There is something to be said for instituting a virtuous or meritorious endeavor. It takes determination and patience and it often pays off in a sense of ease or contentment. Some even turn virtue and merit into a full-bore occupation -- encouraging or threatening others with a metaphorical big stick ... be virtuous or get screwed in one way or another... accumulating merit is the way to go.

But when it comes to what is called virtue, I think I think that virtue is only as good as the willingness and ability to set it aside, to let it go utterly. If you can't let it go, how could you ever discover what you were holding in the first place?

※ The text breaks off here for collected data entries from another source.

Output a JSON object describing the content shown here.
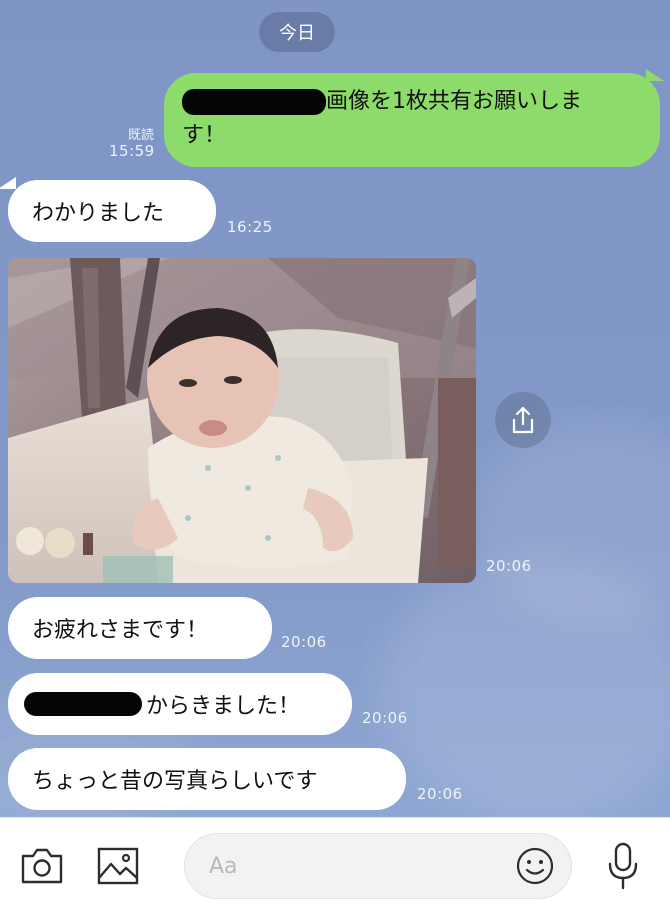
{
  "chat": {
    "date_label": "今日",
    "messages": [
      {
        "id": "m1",
        "direction": "outgoing",
        "redacted_prefix": true,
        "line1": "画像を1枚共有お願いしま",
        "line2": "す！",
        "read_label": "既読",
        "time": "15:59"
      },
      {
        "id": "m2",
        "direction": "incoming",
        "text": "わかりました",
        "time": "16:25"
      },
      {
        "id": "m3",
        "direction": "incoming",
        "type": "image",
        "description": "old photo of a baby in a stroller",
        "time": "20:06"
      },
      {
        "id": "m4",
        "direction": "incoming",
        "text": "お疲れさまです！",
        "time": "20:06"
      },
      {
        "id": "m5",
        "direction": "incoming",
        "redacted_prefix": true,
        "text": "からきました！",
        "time": "20:06"
      },
      {
        "id": "m6",
        "direction": "incoming",
        "text": "ちょっと昔の写真らしいです",
        "time": "20:06"
      }
    ]
  },
  "input_bar": {
    "placeholder": "Aa",
    "icons": [
      "camera-icon",
      "image-icon",
      "emoji-icon",
      "microphone-icon"
    ]
  },
  "colors": {
    "background": "#8299c8",
    "outgoing_bubble": "#8ddb6b",
    "incoming_bubble": "#ffffff"
  }
}
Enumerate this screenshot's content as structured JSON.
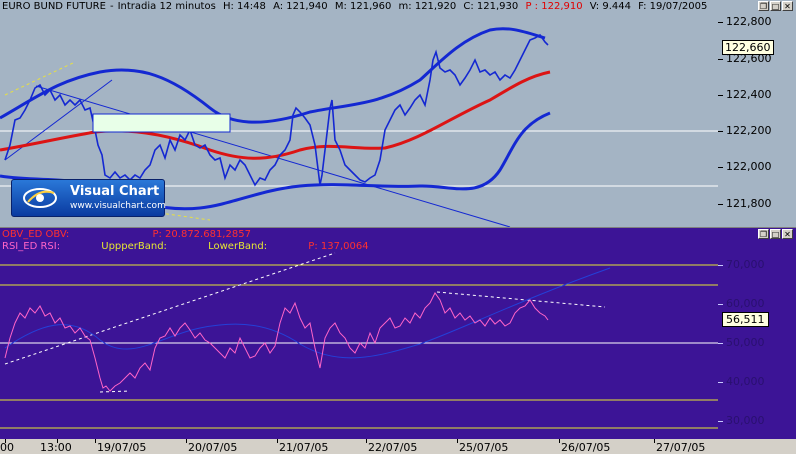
{
  "header": {
    "instrument": "EURO BUND FUTURE",
    "interval": "Intradia 12 minutos",
    "high": "H: 14:48",
    "ask": "A: 121,940",
    "max": "M: 121,960",
    "min": "m: 121,920",
    "close": "C: 121,930",
    "price": "P : 122,910",
    "volume": "V: 9.444",
    "date": "F: 19/07/2005"
  },
  "logo": {
    "name": "Visual Chart",
    "url": "www.visualchart.com"
  },
  "price_axis": {
    "labels": [
      "122,800",
      "122,600",
      "122,400",
      "122,200",
      "122,000",
      "121,800"
    ],
    "current": "122,660"
  },
  "indicator_legend": {
    "obv": "OBV_ED OBV:",
    "obv_value": "P: 20.872.681,2857",
    "rsi": "RSI_ED RSI:",
    "upper": "UppperBand:",
    "lower": "LowerBand:",
    "rsi_value": "P: 137,0064"
  },
  "rsi_axis": {
    "labels": [
      "70,000",
      "60,000",
      "50,000",
      "40,000",
      "30,000"
    ],
    "current": "56,511"
  },
  "x_axis": {
    "labels": [
      "00",
      "13:00",
      "19/07/05",
      "20/07/05",
      "21/07/05",
      "22/07/05",
      "25/07/05",
      "26/07/05",
      "27/07/05"
    ]
  },
  "colors": {
    "price_bg": "#a4b4c4",
    "indicator_bg": "#3c1496",
    "price_line": "#1428d2",
    "bollinger": "#1428d2",
    "moving_average": "#dc1414",
    "rsi_line": "#ff64c8",
    "band_lines": "#e6e632"
  },
  "window_controls": [
    "restore",
    "maximize",
    "close"
  ]
}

  1. "If you can't let it go, how could you ever discover what you were holding in the first place?"

    Good thinking!

  2. i enjoyed the quote too.

    i was about to send an email to my HR that i am skipping work tomorrow to see a gynae. i am a guy. i indeed can use a hug from a gynae, because from the day i was born i did not pay attention to the moments when nothing went wrong, and now every day is wrong and yet i am wide awake. my gynae did not include an instruction manual when he delivered me.

    i am tired (who isn't), i can feel the chest pain and headache(others have it worse), but the invisible hand that holds on to the pain and not putting it down is hiding somewhere, not listening to my wish.

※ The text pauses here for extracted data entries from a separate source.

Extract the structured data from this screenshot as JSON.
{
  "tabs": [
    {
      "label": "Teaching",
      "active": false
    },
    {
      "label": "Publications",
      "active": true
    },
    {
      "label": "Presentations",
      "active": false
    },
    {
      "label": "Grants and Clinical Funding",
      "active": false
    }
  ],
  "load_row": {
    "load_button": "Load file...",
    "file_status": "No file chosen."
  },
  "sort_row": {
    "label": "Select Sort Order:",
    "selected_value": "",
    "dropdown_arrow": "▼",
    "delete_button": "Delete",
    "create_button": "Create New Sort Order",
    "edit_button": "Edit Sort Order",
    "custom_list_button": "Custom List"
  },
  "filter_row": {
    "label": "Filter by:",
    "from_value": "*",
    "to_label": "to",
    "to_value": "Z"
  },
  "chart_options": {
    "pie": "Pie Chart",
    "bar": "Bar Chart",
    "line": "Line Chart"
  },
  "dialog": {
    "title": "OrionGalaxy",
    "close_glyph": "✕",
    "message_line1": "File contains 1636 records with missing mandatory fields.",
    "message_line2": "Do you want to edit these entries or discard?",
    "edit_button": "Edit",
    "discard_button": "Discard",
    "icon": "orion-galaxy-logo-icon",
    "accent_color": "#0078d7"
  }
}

    found it.. i am holding onto the indian textbooks definition of virtue printed 2500 years ago. while not entirely passe, virtue is also expressed as hundreds of lines of rules, but a monk's code of ethic compared to a lay person, to a cook versus a engineer versus a students, they are not the same.

    if ur son is at school, he is still ur family member. should he follow school's definition of virtue, or the household's, or his own unpolished rules, or perhaps.. as my other colleague once said, give it ur best estimate.

    i estimated that no matter what is done, we are still running around in circles.